Get IOL's cool new iPad app...
With fuel prices rocketing to the highest level yet, the Department of Energy has acknowledged that the adjustment will have a negative effect on most South Africans but claims that it was out of their hands.
As from Wednesday, motorists will have to pay as much as 71c/litre more for 95 octane, 73c/litre for 93 octane and 51.9c/litre for diesel.
For many consumers there will not be much light at the end of the tunnel as they will be hit three times harder this month by the tolling system which comes into effect at the end of the month, the increase in fuel prices and municipal increases in electricity.
Minister of Energy Dipuo Peters said on Tuesday the department was committed to fulfilling its mandate ensuring that energy was accessible to consumers at the lowest possible rates, but several factors such as global economics, geopolitics, fuel levies and the road accident fund (RAF), to name a few, had an effect on the price increases.
Peters added that other factors which affected the increase in fuel costs were the closures of refineries in the US east coast region which had led to increased dependence on imports from Europe which again affected Mediterranean prices which contributed 50 percent to the basic fuel price (BFP).
Another factor included the increase of 20c/litre in the general fuel levy as well as 8c/litre for the RAF.
The vice-chairman of the Consumer Union, Clif Johnston, said the spate of price increases was very bad news for the consumer, more so because petrol, electricity and tolls were infrastructural in nature and the increases would work their way into everything they paid for.
“Even if you live in a shack without electricity and walk to work you will feel the impact in the form of increased food prices and other commodities.
“At this stage, there is very little the consumer can do, except to tighten the belt even more,” he said.
Johnston said many of the price increases were unavoidable and beyond reasonable control, but he believed there was one exception – e-tolling.
“This will have a significant impact on prices countrywide as the cost works its way through the infrastructure.
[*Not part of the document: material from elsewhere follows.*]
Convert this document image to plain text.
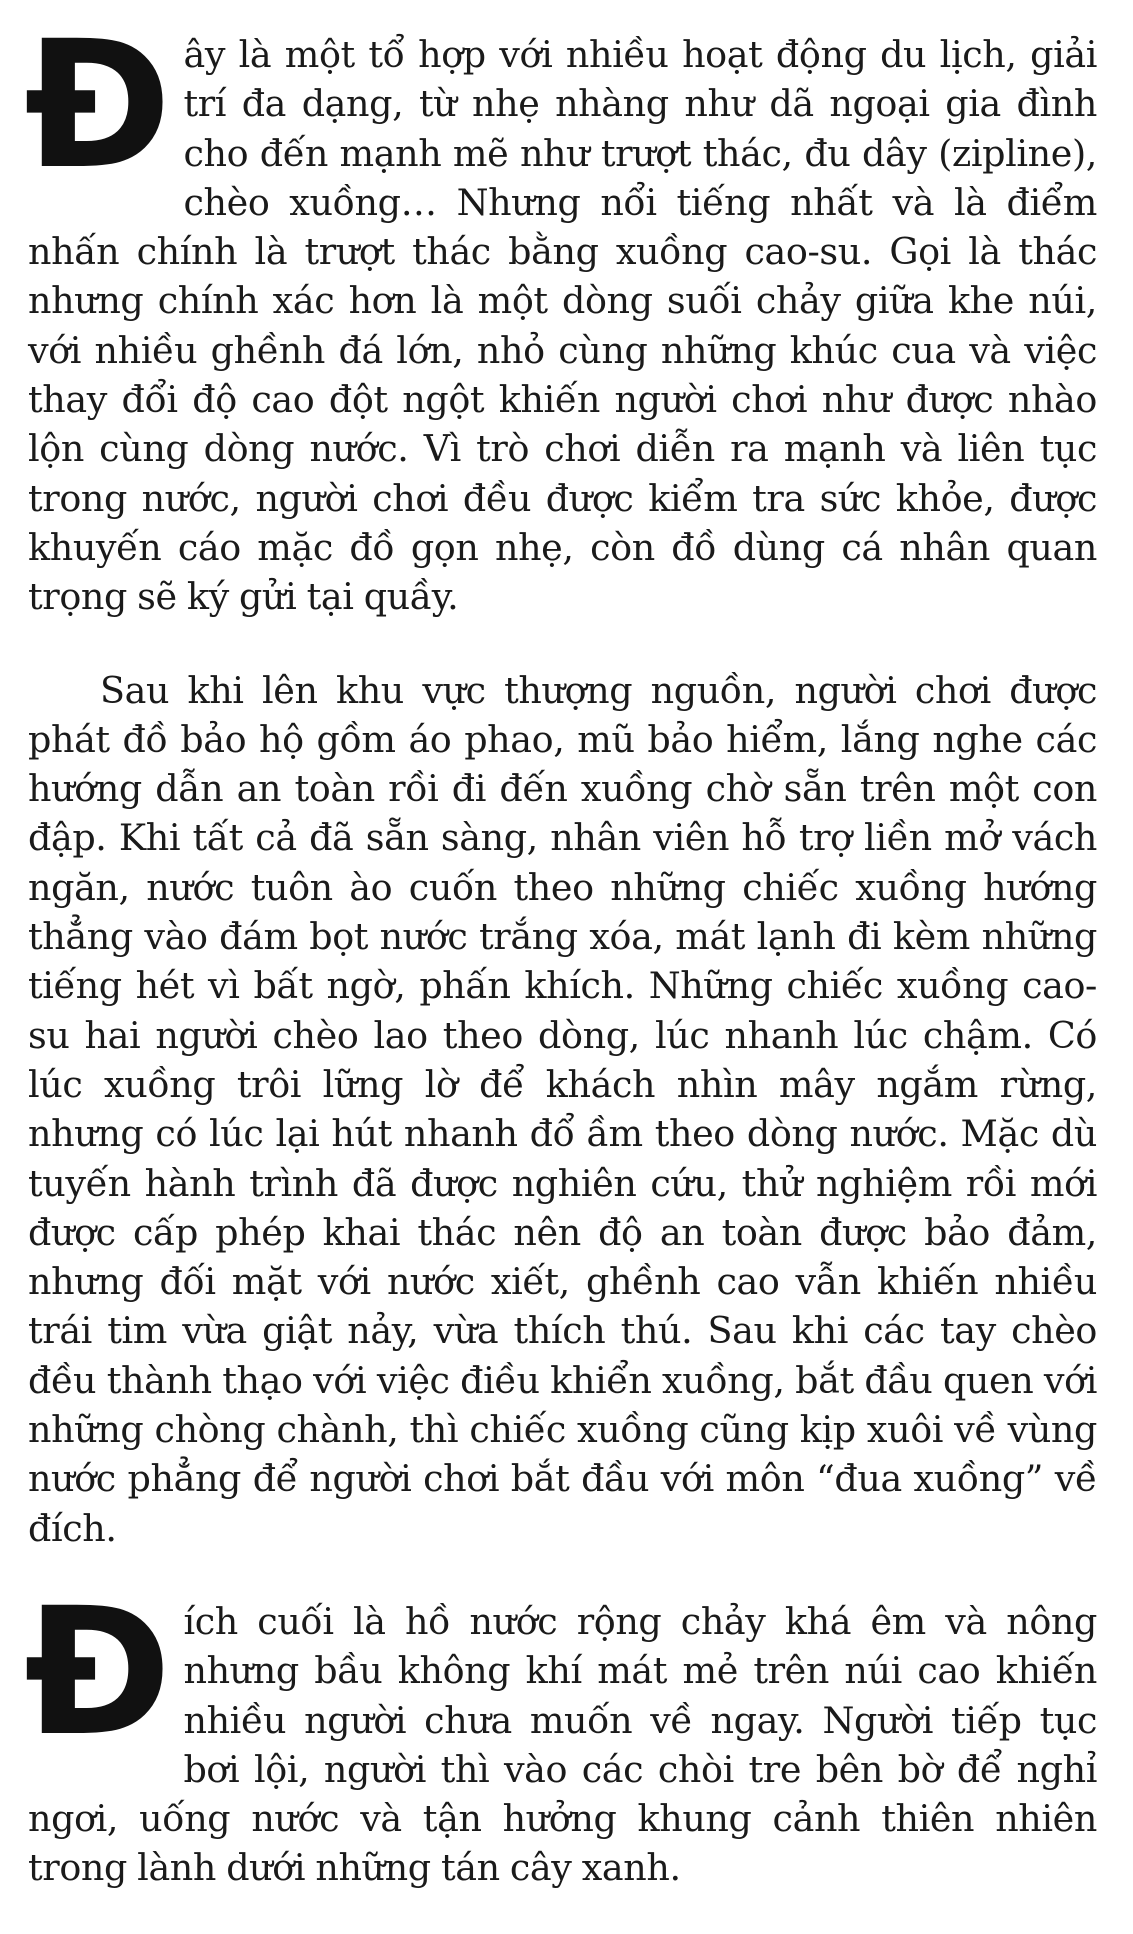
Đây là một tổ hợp với nhiều hoạt động du lịch, giải trí đa dạng, từ nhẹ nhàng như dã ngoại gia đình cho đến mạnh mẽ như trượt thác, đu dây (zipline), chèo xuồng… Nhưng nổi tiếng nhất và là điểm nhấn chính là trượt thác bằng xuồng cao-su. Gọi là thác nhưng chính xác hơn là một dòng suối chảy giữa khe núi, với nhiều ghềnh đá lớn, nhỏ cùng những khúc cua và việc thay đổi độ cao đột ngột khiến người chơi như được nhào lộn cùng dòng nước. Vì trò chơi diễn ra mạnh và liên tục trong nước, người chơi đều được kiểm tra sức khỏe, được khuyến cáo mặc đồ gọn nhẹ, còn đồ dùng cá nhân quan trọng sẽ ký gửi tại quầy.

Sau khi lên khu vực thượng nguồn, người chơi được phát đồ bảo hộ gồm áo phao, mũ bảo hiểm, lắng nghe các hướng dẫn an toàn rồi đi đến xuồng chờ sẵn trên một con đập. Khi tất cả đã sẵn sàng, nhân viên hỗ trợ liền mở vách ngăn, nước tuôn ào cuốn theo những chiếc xuồng hướng thẳng vào đám bọt nước trắng xóa, mát lạnh đi kèm những tiếng hét vì bất ngờ, phấn khích. Những chiếc xuồng cao-su hai người chèo lao theo dòng, lúc nhanh lúc chậm. Có lúc xuồng trôi lững lờ để khách nhìn mây ngắm rừng, nhưng có lúc lại hút nhanh đổ ầm theo dòng nước. Mặc dù tuyến hành trình đã được nghiên cứu, thử nghiệm rồi mới được cấp phép khai thác nên độ an toàn được bảo đảm, nhưng đối mặt với nước xiết, ghềnh cao vẫn khiến nhiều trái tim vừa giật nảy, vừa thích thú. Sau khi các tay chèo đều thành thạo với việc điều khiển xuồng, bắt đầu quen với những chòng chành, thì chiếc xuồng cũng kịp xuôi về vùng nước phẳng để người chơi bắt đầu với môn “đua xuồng” về đích.

Đích cuối là hồ nước rộng chảy khá êm và nông nhưng bầu không khí mát mẻ trên núi cao khiến nhiều người chưa muốn về ngay. Người tiếp tục bơi lội, người thì vào các chòi tre bên bờ để nghỉ ngơi, uống nước và tận hưởng khung cảnh thiên nhiên trong lành dưới những tán cây xanh.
For those in Gauteng it will be a double-whammy with some commuters facing up to R550 a month in toll fees alone,” he said.
He said it had been estimated that as much as half of the money collected from e-tolling would not go towards the roads, but would be absorbed in the collection process, its technical infrastructure and associated law-enforcement costs and, therefore, go wasted.
“It is unthinkable that such a wasteful and inefficient system should be inflicted on the province at a time when we can least afford it, especially when alternatives, such as a fuel levy, would have virtually no wastage,” he said.
The head of the department of economics at the University of Pretoria, Steven Koch, said it was difficult to predict oil prices for the future as many factors like US politics affected the price of Brent crude oil. “I don’t see a decrease in the petrol price for at least the next six months,” he said.
The marketing executive of Putco, Romeo More, said the increase in diesel was way too high.
“This is much more than the fair increase we have requested for the year,” he said. More said their annual increase of 8 percent, which amounted to a 20c/litre increase, was already in effect as from April 1 in Pretoria and would be in effect from July 1 in Joburg.
Emanuel Rammutla, a taxi driver based at the corner of Andries and Vermeulen streets, said taxis could not afford to raise their fares because they would lose their customers to Tshwane metro buses.
“One load is R140. When I get to Olifantsfontein, the petrol tank is empty and my profit is only R40. Nothing is going well. My wife left me three weeks ago because I could not support her financially,” he said.
Johnston added that the increase in the cost of everyday living might well mean more days without food towards the end of the month.